Разделитель для чтения книг в онлайн библиотеке

Онлайн книга «Путешествие на край ночи»

Cтраница 59

Как только гостьи исчезли за порогом, Лола дала волю крайнему раздражению. Вся эта интермедия здорово ей не понравилась. Я помалкивал.

— Сущие ведьмы! — вдруг прорвало ее.

— Откуда вы их знаете? — полюбопытствовал я.

— Это мои давнишние подруги.

В данный момент она была не расположена откровенничать.

По некоторой надменности в их обращении с Лолой я сообразил, что в известных кругах эти женщины котируются выше Лолы и даже пользуются непререкаемым авторитетом. Большего я так и не узнал.

Лола сказала, что ей нужно в город, но предложила мне подождать ее и чем-нибудь подкрепиться, если я голоден. Я ушел из «Стидсрама», не уплатив по счету, и, понятное дело, не намерен был туда возвращаться; поэтому я страшно обрадовался разрешению побыть в тепле до того, как выйти на улицу — и какую, о Боже!

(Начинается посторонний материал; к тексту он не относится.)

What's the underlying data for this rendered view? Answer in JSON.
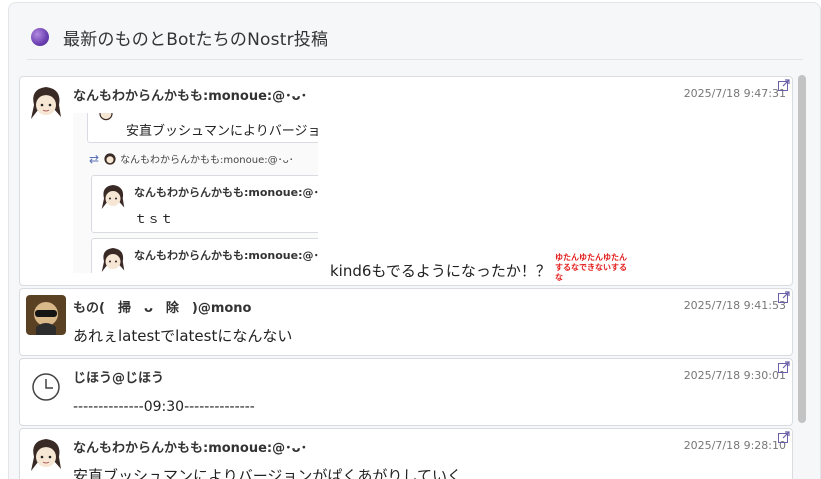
{
  "panel": {
    "title": "最新のものとBotたちのNostr投稿"
  },
  "posts": [
    {
      "author": "なんもわからんかもも:monoue:@･ᴗ･",
      "time": "2025/7/18 9:47:31",
      "text": "kind6もでるようになったか！？",
      "sticker": "ゆたんゆたんゆたん するなできないするな",
      "embed": {
        "top_text": "安直ブッシュマンによりバージョ",
        "repost_author": "なんもわからんかもも:monoue:@･ᴗ･",
        "inner_author_1": "なんもわからんかもも:monoue:@･ᴗ･",
        "inner_text_1": "ｔｓｔ",
        "inner_author_2": "なんもわからんかもも:monoue:@･ᴗ･"
      }
    },
    {
      "author": "もの(　掃　ᴗ　除　)@mono",
      "time": "2025/7/18 9:41:53",
      "text": "あれぇlatestでlatestになんない"
    },
    {
      "author": "じほう@じほう",
      "time": "2025/7/18 9:30:01",
      "text": "--------------09:30--------------"
    },
    {
      "author": "なんもわからんかもも:monoue:@･ᴗ･",
      "time": "2025/7/18 9:28:10",
      "text": "安直ブッシュマンによりバージョンがぱくあがりしていく"
    }
  ],
  "colors": {
    "accent": "#6a3fb1",
    "card_border": "#d9dce1",
    "sticker": "#e31b1b"
  },
  "icons": {
    "header": "purple-dot-icon",
    "external": "external-link-icon",
    "repost": "repost-icon",
    "clock": "clock-icon"
  }
}
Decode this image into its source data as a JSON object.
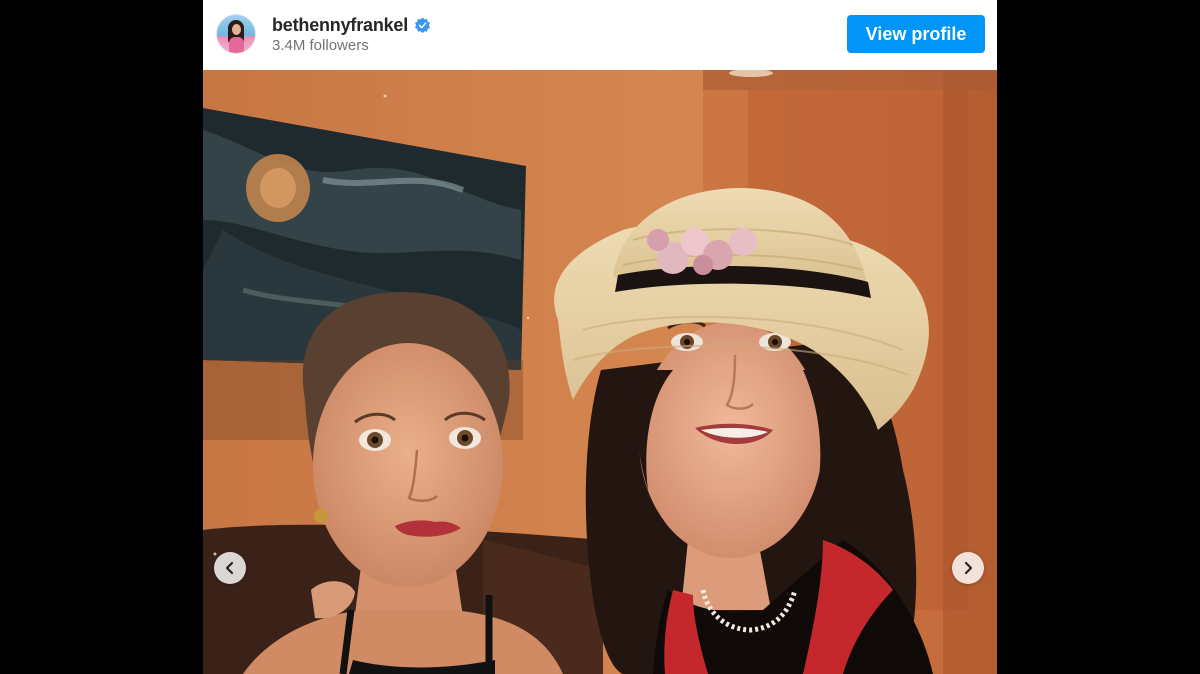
{
  "post": {
    "username": "bethennyfrankel",
    "followers": "3.4M followers",
    "view_profile_label": "View profile",
    "verified": true
  },
  "icons": {
    "verified": "verified-badge-icon",
    "prev": "chevron-left-icon",
    "next": "chevron-right-icon"
  },
  "colors": {
    "button_bg": "#0095f6",
    "verified_blue": "#3897f0",
    "page_background": "#000000"
  },
  "carousel": {
    "has_previous": true,
    "has_next": true
  }
}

Оставшись один, я тут же двинулся в ту сторону, откуда появился слуга-негр. На полдороге в лакейскую я столкнулся с ним и пожал ему руку. Он доверчиво отвел меня в кухню, прекрасное, отлично оборудованное помещение, куда более рациональное и нарядное, чем гостиная.

Там он немедленно принялся плевать на сверкающий плиточный пол, как умеют плевать только негры — далеко, смачно, метко. Из учтивости я тоже плюнул, но в меру своих способностей. Мы сразу же пустились в откровенности. Я узнал от него, что у Лолы катер с каютой на реке, две машины на шоссе и винный погреб с напитками со всего света. Она выписывает каталоги парижских универмагов. Потом он принялся до бесконечности повторять эти общие сведения, и я перестал его слушать.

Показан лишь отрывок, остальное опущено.